AN INVERKEITHING High School art teacher launched hundreds of tiny boats all over the world to teach her pupils about kindness.

Kathryn Brown sent 400 plywood boats to everyone from famous artists to friends’ toddlers to be decorated in any way they liked before returning them to her.

The idea was to show her class how generous people can be and she said: “Boats have been given to everyone from the brilliant artist and playwright John Byrne to the lady who cleans my classroom. I have sent a boat to Antarctica, and 40 to a Spanish school.

“They’ve gone to Sweden, Holland, Germany, America and Denmark. And our little boats sailed with the Japanese Peace Boat, winners of the Nobel Peace prize.
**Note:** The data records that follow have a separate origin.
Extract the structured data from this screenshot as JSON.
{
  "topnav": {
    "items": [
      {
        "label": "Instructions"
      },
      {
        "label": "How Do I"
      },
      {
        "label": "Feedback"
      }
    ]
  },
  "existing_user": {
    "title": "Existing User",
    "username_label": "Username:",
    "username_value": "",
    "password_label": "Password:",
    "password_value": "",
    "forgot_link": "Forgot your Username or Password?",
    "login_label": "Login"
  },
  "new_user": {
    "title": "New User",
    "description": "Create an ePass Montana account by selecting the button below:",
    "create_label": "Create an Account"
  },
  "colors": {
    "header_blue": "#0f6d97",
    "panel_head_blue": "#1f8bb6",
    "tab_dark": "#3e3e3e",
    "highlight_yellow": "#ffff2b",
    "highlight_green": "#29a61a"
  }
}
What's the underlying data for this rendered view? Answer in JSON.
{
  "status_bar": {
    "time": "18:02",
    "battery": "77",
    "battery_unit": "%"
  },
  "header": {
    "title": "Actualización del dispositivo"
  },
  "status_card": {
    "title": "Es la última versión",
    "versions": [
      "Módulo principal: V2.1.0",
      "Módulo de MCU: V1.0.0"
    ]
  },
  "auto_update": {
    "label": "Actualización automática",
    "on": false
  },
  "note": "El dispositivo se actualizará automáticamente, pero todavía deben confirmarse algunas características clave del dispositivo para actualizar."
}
"With all the horrors that children see online these days, I wanted to show them that the world can be a kind place as well as a violent place.”

The boats’ simple shape is a tribute to the late Scots artist, George Wyllie – who famously put a giant paper boat on the Clyde – and the 400 hand-decorated ships will be displayed in Dunfermline before the next phase of their journey.

“I am thinking of sending the boats out for another year, with the aim of gathering 2,000, as this was the number of ‘dazzled’ boats that existed between the first and second world wars,” added Kathryn.

"This would also tie in nicely with the centenary of the armistice in 2018.

“The fleet that is emerging says everything about the positivity, kindness, generosity and good spirit of people that I wanted to show.”

The exhibition runs from December 9 at Workspace Dunfermline.